Sept mots, mais un seul mot fait toute la différence : ilâh. Ce chapitre explique pourquoi les Mecquois, qui croyaient déjà en un Créateur, ont pris les armes contre cette parole.
1. Le mot décisif : ilâh
Tout repose sur un mot, et sur une erreur de traduction qui a stérilisé la compréhension de générations entières. On traduit couramment : il n'y a pas de dieu sauf Allah — et le lecteur comprend : il n'existe qu'un seul créateur. Compris ainsi, la phrase est une information cosmologique — vraie, mais que presque personne ne conteste, et qui n'engage à rien. Or ilâh (إله), en arabe, ne signifie pas d'abord « créateur » : le mot désigne l'adoré — ma'lûh, celui vers qui les cœurs se tournent avec amour, crainte, espoir, soumission ; celui qu'on invoque, qu'on implore, pour qui l'on sacrifie, devant qui l'on s'incline. Ibn Taymiyya et Ibn al-Qayyim l'ont dit avec la précision des grammairiens :
قَالَ ابْنُ الْقَيِّمِ رَحِمَهُ اللَّهُ: «الْإِلَهُ هُوَ الَّذِي تَأْلَهُهُ الْقُلُوبُ مَحَبَّةً وَإِجْلَالًا وَإِنَابَةً وَإِكْرَامًا وَتَعْظِيمًا وَذُلًّا وَخُضُوعًا وَخَوْفًا وَرَجَاءً وَتَوَكُّلًا».

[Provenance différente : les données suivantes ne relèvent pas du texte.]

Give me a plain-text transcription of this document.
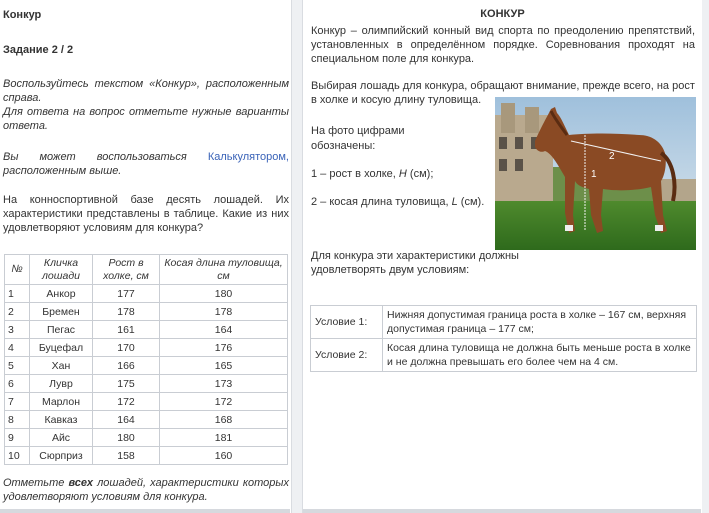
Конкур
Задание 2 / 2
Воспользуйтесь текстом «Конкур», расположенным справа.
Для ответа на вопрос отметьте нужные варианты ответа.
Вы может воспользоваться Калькулятором, расположенным выше.
На конноспортивной базе десять лошадей. Их характеристики представлены в таблице. Какие из них удовлетворяют условиям для конкура?
№	Кличка лошади	Рост в холке, см	Косая длина туловища, см
1	Анкор	177	180
2	Бремен	178	178
3	Пегас	161	164
4	Буцефал	170	176
5	Хан	166	165
6	Лувр	175	173
7	Марлон	172	172
8	Кавказ	164	168
9	Айс	180	181
10	Сюрприз	158	160
Отметьте всех лошадей, характеристики которых удовлетворяют условиям для конкура.
КОНКУР
Конкур – олимпийский конный вид спорта по преодолению препятствий, установленных в определённом порядке. Соревнования проходят на специальном поле для конкура.
Выбирая лошадь для конкура, обращают внимание, прежде всего, на рост в холке и косую длину туловища.
1
2
На фото цифрами обозначены:
1 – рост в холке, H (см);
2 – косая длина туловища, L (см).
Для конкура эти характеристики должны удовлетворять двум условиям:
Условие 1:	Нижняя допустимая граница роста в холке – 167 см, верхняя допустимая граница – 177 см;
Условие 2:	Косая длина туловища не должна быть меньше роста в холке и не должна превышать его более чем на 4 см.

Ibn al-Qayyim : « L'ilâh est celui vers qui les cœurs se tournent avec amour, vénération, retour, honneur, magnification, humilité, soumission, crainte, espoir et confiance. »
Ibn al-Qayyim, Madârij as-sâlikîn (station de la shahâda / de l'adoration). Ibn Taymiyya, dans le même sens : « L'ilâh est l'adoré-obéi » (al-ma'bûd al-mutâ') — Majmû' al-fatâwâ.
La phrase ne dit donc pas seulement « un seul Créateur existe » : elle dit nul ne mérite d'être adoré — invoqué, imploré, servi, craint et aimé souverainement — en dehors d'Allah. Ce n'est plus une information : c'est une révolution — car des « adorés » en dehors d'Allah, le monde en déborde, hier comme aujourd'hui ; la phrase les destitue tous d'un seul souffle.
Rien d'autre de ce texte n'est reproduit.